RESULTADOS – Segundo as pesquisadoras, curar a fase aguda é mais simples, visto que a infecção ainda é recente e a resposta terapêutica é melhor, pois o medicamento tem a chance de atuar nas formas sanguíneas, predominantes nessa fase da doença. Curar a fase crônica, por outro lado, é mais difícil, já que o medicamento tem que penetrar nos tecidos e células onde o parasito se situa e multiplica sem prejudicar as células do paciente, o que não acontece com eficácia nos tratamentos atuais. Por esta razão, o índice de cura na fase crônica e tardia da doença é muito baixo, e a cura é difícil de ser demonstrada, porque são necessários vários tipos de exames, alguns deles só feitos em laboratórios de pesquisa especializados em doença de Chagas. Até então, não havia medicamento ativo capaz de curar totalmente a infecção, pois muitos dos parasitos são resistentes aos tratamentos pelas drogas benznidazol e nifurtimox, classicamente empregadas no tratamento da doença de Chagas humana.
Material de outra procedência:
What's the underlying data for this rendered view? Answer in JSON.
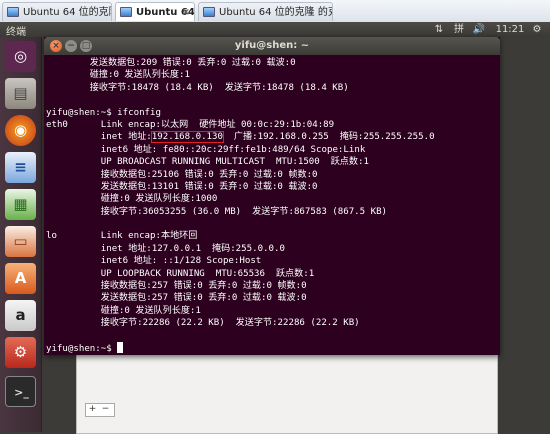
{
  "tabs": [
    {
      "label": "Ubuntu 64 位的克隆",
      "active": false
    },
    {
      "label": "Ubuntu 64",
      "active": true
    },
    {
      "label": "Ubuntu 64 位的克隆 的克隆",
      "active": false
    }
  ],
  "panel": {
    "title": "终端",
    "indicators": {
      "keyboard": "⇅",
      "sound": "🔊",
      "time": "11:21",
      "input_method": "拼",
      "power": "⚙"
    }
  },
  "launcher": [
    {
      "name": "dash",
      "icon": "ubuntu-logo-icon"
    },
    {
      "name": "files",
      "icon": "file-cabinet-icon"
    },
    {
      "name": "firefox",
      "icon": "firefox-icon"
    },
    {
      "name": "writer",
      "icon": "writer-document-icon"
    },
    {
      "name": "calc",
      "icon": "spreadsheet-icon"
    },
    {
      "name": "impress",
      "icon": "presentation-icon"
    },
    {
      "name": "software-center",
      "icon": "software-center-icon"
    },
    {
      "name": "amazon",
      "icon": "amazon-icon"
    },
    {
      "name": "settings",
      "icon": "settings-icon"
    },
    {
      "name": "terminal",
      "icon": "terminal-icon"
    }
  ],
  "terminal": {
    "title": "yifu@shen: ~",
    "lines": [
      "        发送数据包:209 错误:0 丢弃:0 过载:0 载波:0",
      "        碰撞:0 发送队列长度:1",
      "        接收字节:18478 (18.4 KB)  发送字节:18478 (18.4 KB)",
      "",
      "yifu@shen:~$ ifconfig",
      "eth0      Link encap:以太网  硬件地址 00:0c:29:1b:04:89",
      "          inet 地址:192.168.0.130  广播:192.168.0.255  掩码:255.255.255.0",
      "          inet6 地址: fe80::20c:29ff:fe1b:489/64 Scope:Link",
      "          UP BROADCAST RUNNING MULTICAST  MTU:1500  跃点数:1",
      "          接收数据包:25106 错误:0 丢弃:0 过载:0 帧数:0",
      "          发送数据包:13101 错误:0 丢弃:0 过载:0 载波:0",
      "          碰撞:0 发送队列长度:1000",
      "          接收字节:36053255 (36.0 MB)  发送字节:867583 (867.5 KB)",
      "",
      "lo        Link encap:本地环回",
      "          inet 地址:127.0.0.1  掩码:255.0.0.0",
      "          inet6 地址: ::1/128 Scope:Host",
      "          UP LOOPBACK RUNNING  MTU:65536  跃点数:1",
      "          接收数据包:257 错误:0 丢弃:0 过载:0 帧数:0",
      "          发送数据包:257 错误:0 丢弃:0 过载:0 载波:0",
      "          碰撞:0 发送队列长度:1",
      "          接收字节:22286 (22.2 KB)  发送字节:22286 (22.2 KB)",
      "",
      "yifu@shen:~$ "
    ],
    "highlight": {
      "line": 6,
      "text": "192.168.0.130"
    }
  },
  "background_window": {
    "add_label": "+",
    "remove_label": "−"
  }
}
A pesquisa concluiu o máximo de percentual de cura por via oral, em ambas as fases da infecção, em camundongos, com a nanocápsula revestida pelo polímero PLA-PEG. Demonstrou, ainda, que essa nanocápsula diminui a toxicidade da substância, sendo eficaz em poucas doses e em menor tempo de tratamento, sem causar efeitos colaterais ou adversos aos pacientes. A nanocápsula com polímero PCL atingiu a cura total apenas na fase aguda e em alguns tipos de parasitos. Segundo a professora Marta de Lana, “é um resultado excepcional na literatura científica em doença de Chagas. Se quisermos que esse medicamento passe a ser industrializado e testado em humanos, é preciso que a Universidade faça um esforço junto a laboratórios farmacêuticos públicos ou privados, realizando a boa política de acompanhar essa caminhada. Precisamos de apoio”.
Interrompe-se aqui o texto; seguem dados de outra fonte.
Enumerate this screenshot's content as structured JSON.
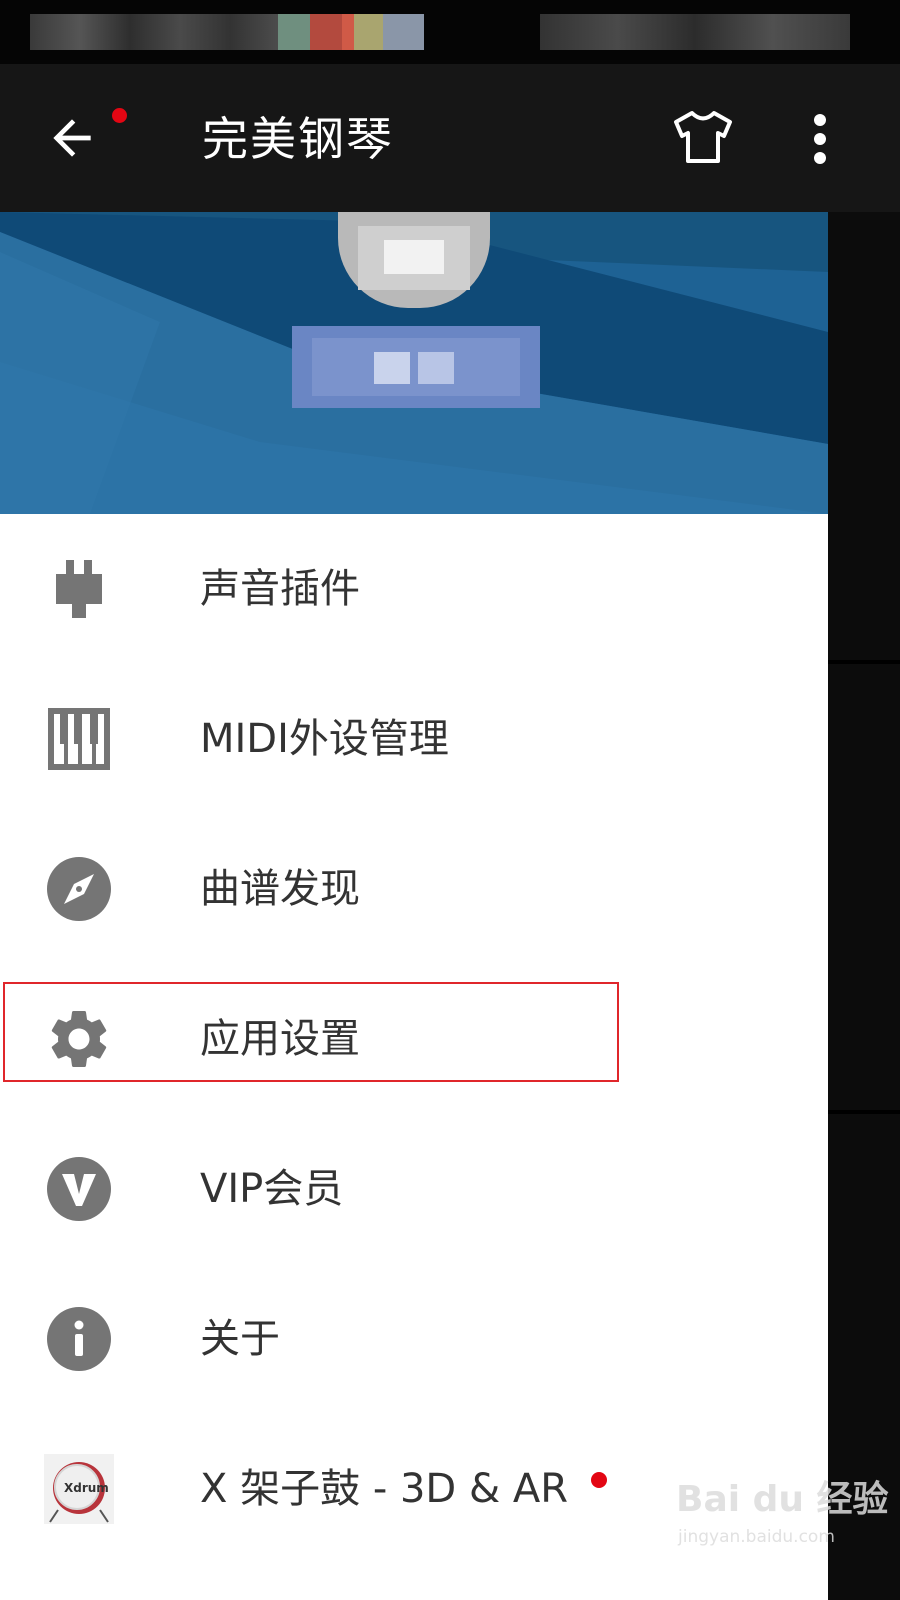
{
  "app_bar": {
    "title": "完美钢琴",
    "back_icon": "back-arrow-icon",
    "back_notification_color": "#e30613",
    "skin_icon": "tshirt-icon",
    "overflow_icon": "more-vert-icon",
    "background": "#161616"
  },
  "drawer": {
    "header_background": "#1f6596",
    "menu": [
      {
        "label": "声音插件",
        "icon": "plugin-icon"
      },
      {
        "label": "MIDI外设管理",
        "icon": "midi-keyboard-icon"
      },
      {
        "label": "曲谱发现",
        "icon": "compass-icon"
      },
      {
        "label": "应用设置",
        "icon": "gear-icon",
        "highlighted": true
      },
      {
        "label": "VIP会员",
        "icon": "vip-icon"
      },
      {
        "label": "关于",
        "icon": "info-icon"
      },
      {
        "label": "X 架子鼓 - 3D & AR",
        "icon": "drum-app-icon",
        "has_notification_dot": true
      }
    ],
    "highlight_color": "#e0262b",
    "icon_color": "#757575",
    "text_color": "#333333"
  },
  "watermark": {
    "main": "Bai du 经验",
    "sub": "jingyan.baidu.com"
  }
}
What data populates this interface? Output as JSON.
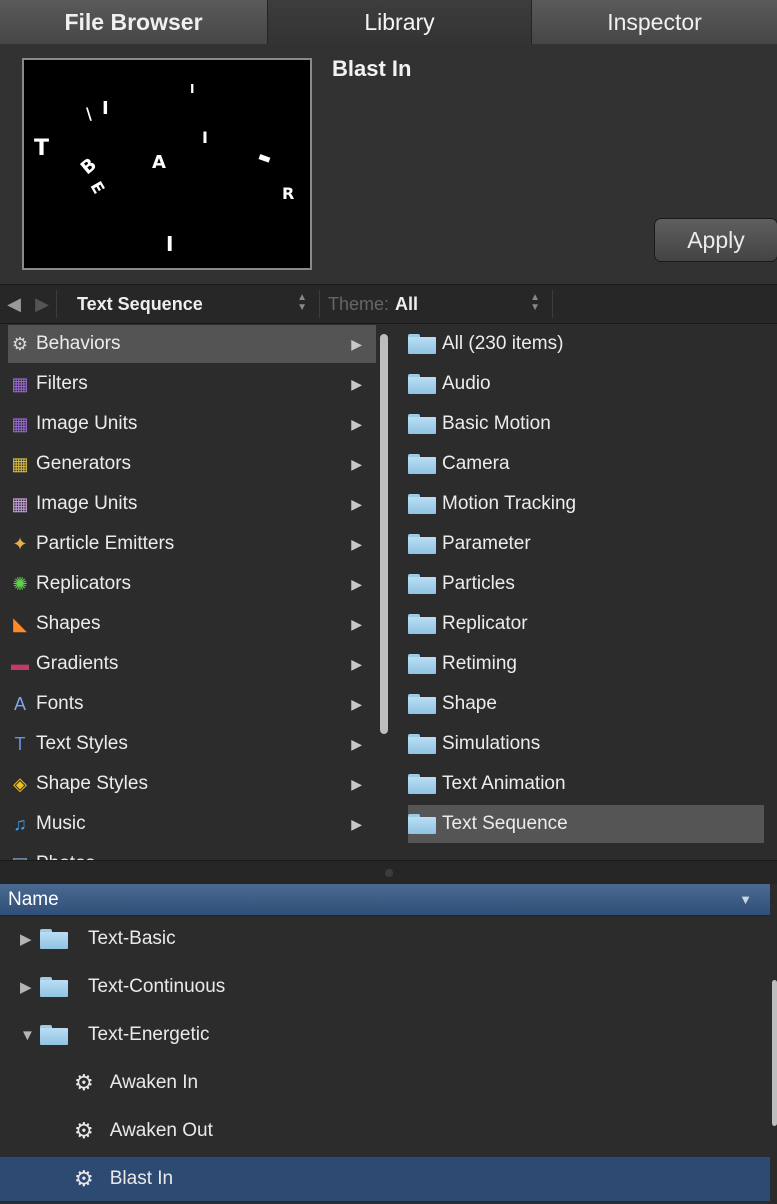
{
  "tabs": [
    "File Browser",
    "Library",
    "Inspector"
  ],
  "preview": {
    "title": "Blast In",
    "apply_label": "Apply",
    "letters": [
      "T",
      "B",
      "E",
      "A",
      "R",
      "\\",
      "I",
      "I",
      "I",
      "I"
    ]
  },
  "filterbar": {
    "back_arrow": "◀",
    "forward_arrow": "▶",
    "category": "Text Sequence",
    "theme_label": "Theme:",
    "theme_value": "All"
  },
  "left_items": [
    {
      "label": "Behaviors",
      "icon": "gear-icon",
      "glyph": "⚙",
      "color": "#d8d8d8"
    },
    {
      "label": "Filters",
      "icon": "filters-icon",
      "glyph": "▦",
      "color": "#9b6ad8"
    },
    {
      "label": "Image Units",
      "icon": "image-units-icon",
      "glyph": "▦",
      "color": "#9b6ad8"
    },
    {
      "label": "Generators",
      "icon": "generators-icon",
      "glyph": "▦",
      "color": "#e0c040"
    },
    {
      "label": "Image Units",
      "icon": "image-units-icon",
      "glyph": "▦",
      "color": "#c9a0e0"
    },
    {
      "label": "Particle Emitters",
      "icon": "particle-emitters-icon",
      "glyph": "✦",
      "color": "#e2b24a"
    },
    {
      "label": "Replicators",
      "icon": "replicators-icon",
      "glyph": "✺",
      "color": "#5fd14a"
    },
    {
      "label": "Shapes",
      "icon": "shapes-icon",
      "glyph": "◣",
      "color": "#ff8a2a"
    },
    {
      "label": "Gradients",
      "icon": "gradients-icon",
      "glyph": "▬",
      "color": "#c23a6a"
    },
    {
      "label": "Fonts",
      "icon": "fonts-icon",
      "glyph": "A",
      "color": "#7aa8f0"
    },
    {
      "label": "Text Styles",
      "icon": "text-styles-icon",
      "glyph": "T",
      "color": "#6a8ee0"
    },
    {
      "label": "Shape Styles",
      "icon": "shape-styles-icon",
      "glyph": "◈",
      "color": "#f0c020"
    },
    {
      "label": "Music",
      "icon": "music-icon",
      "glyph": "♫",
      "color": "#3aa0f0"
    },
    {
      "label": "Photos",
      "icon": "photos-icon",
      "glyph": "▤",
      "color": "#8ab0d8"
    }
  ],
  "right_items": [
    "All (230 items)",
    "Audio",
    "Basic Motion",
    "Camera",
    "Motion Tracking",
    "Parameter",
    "Particles",
    "Replicator",
    "Retiming",
    "Shape",
    "Simulations",
    "Text Animation",
    "Text Sequence"
  ],
  "list": {
    "header": "Name",
    "sort_glyph": "▼",
    "rows": [
      {
        "label": "Text-Basic",
        "type": "folder",
        "disclosure": "▶"
      },
      {
        "label": "Text-Continuous",
        "type": "folder",
        "disclosure": "▶"
      },
      {
        "label": "Text-Energetic",
        "type": "folder",
        "disclosure": "▼"
      },
      {
        "label": "Awaken In",
        "type": "behavior"
      },
      {
        "label": "Awaken Out",
        "type": "behavior"
      },
      {
        "label": "Blast In",
        "type": "behavior"
      }
    ]
  },
  "colors": {
    "selection_blue": "#2d4a72",
    "folder_blue": "#a8d4ee"
  }
}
As publicações científicas resultantes dessa pesquisa têm tido ampla repercussão na literatura mundial e entre pesquisadores que trabalham com a doença de Chagas. O grupo conquistou várias premiações científicas, que reconheceram o mérito e a importância do projeto. Os resultados também estão sendo apresentados em congressos, como recentemente aconteceu no 8° Simpósio Anual de Sistemas de Liberação de Drogas – 2018, em São Petersburgo, na Rússia.
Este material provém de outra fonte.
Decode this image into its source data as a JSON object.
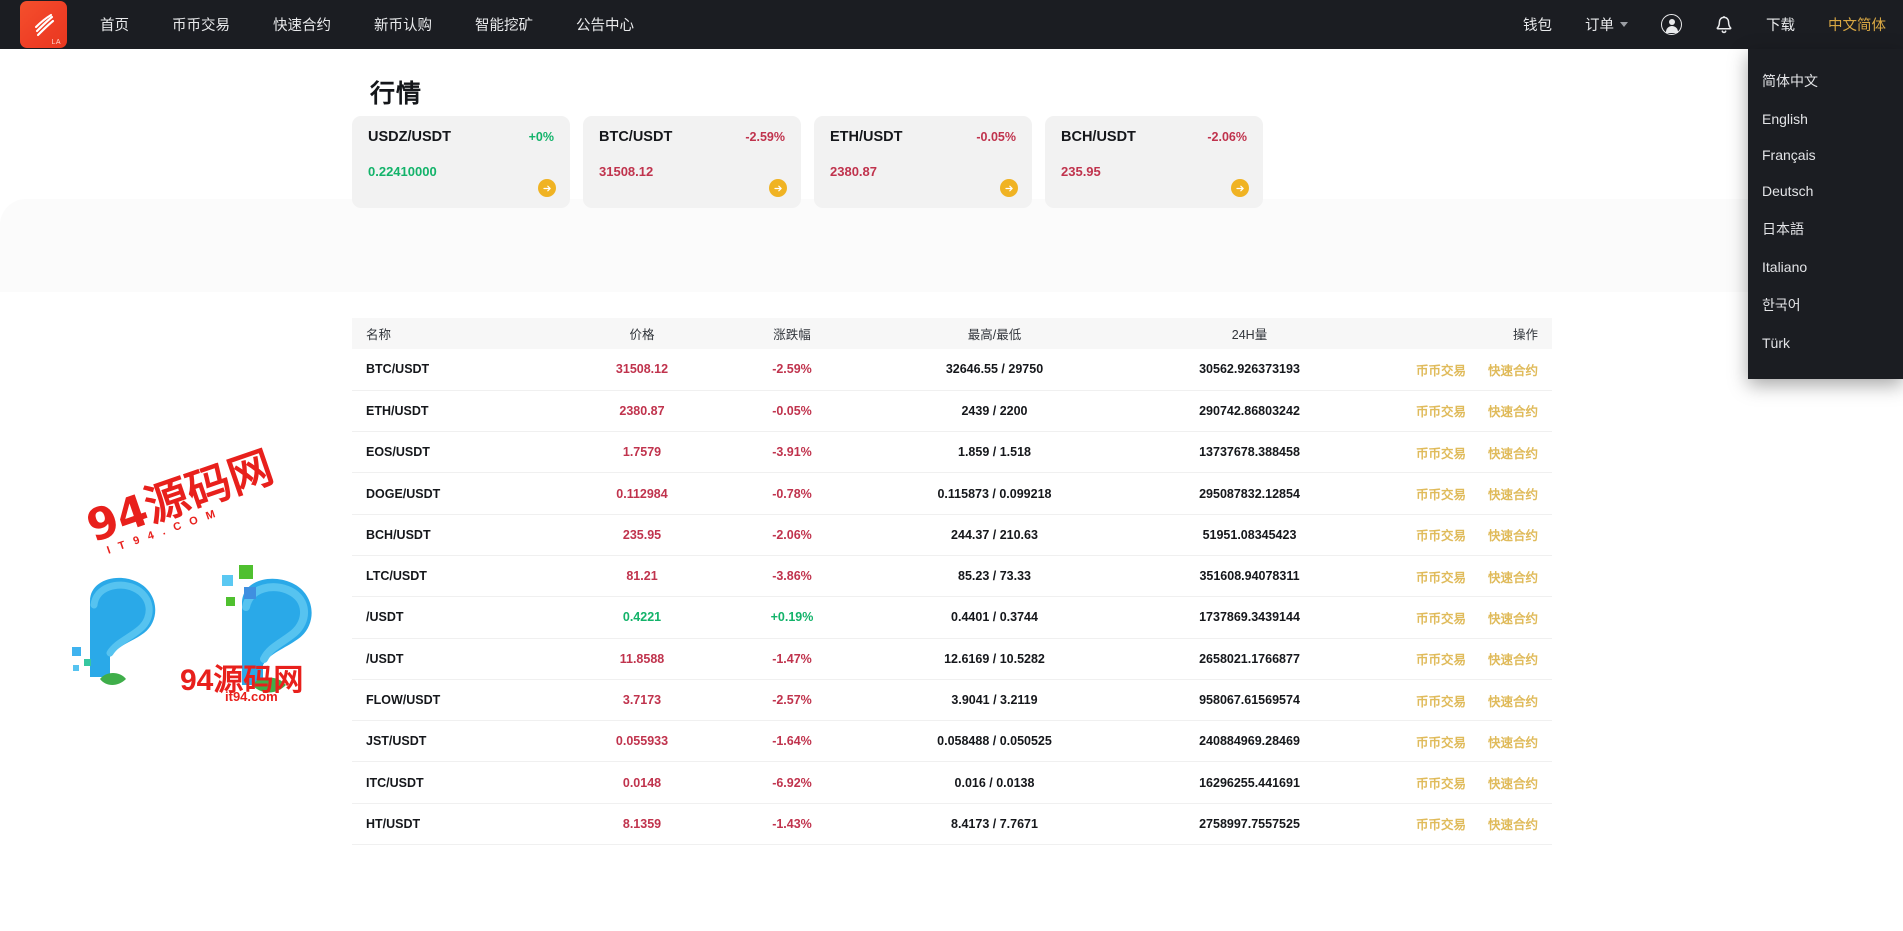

Atualmente, as pesquisadoras estão desenvolvendo uma start-up para encontrar um laboratório farmacêutico público ou privado que se interesse, junto ao Núcleo de Inovação Tecnológica e Empreendedorismo (NITE/UFOP), em produzir essa medicação em quantidade e qualidade suficientes para ser utilizada no ensaio clínico em pacientes.
Para aprofundar o conhecimento dos mecanismos de ação da licnofolida, uma das propostas é avançar no estudo da formulação marcada com substância fluorescente em cães — considerados bons para estudos de quimioterapia e evolutivamente mais próximos de humanos — para demonstrar, por microscopia eletrônica, que a nanocápsula libera a substância na célula onde está o parasito. Também planejam-se projetos de doutorado para estudar os mecanismos que explicam o sucesso dessa formulação farmacêutica.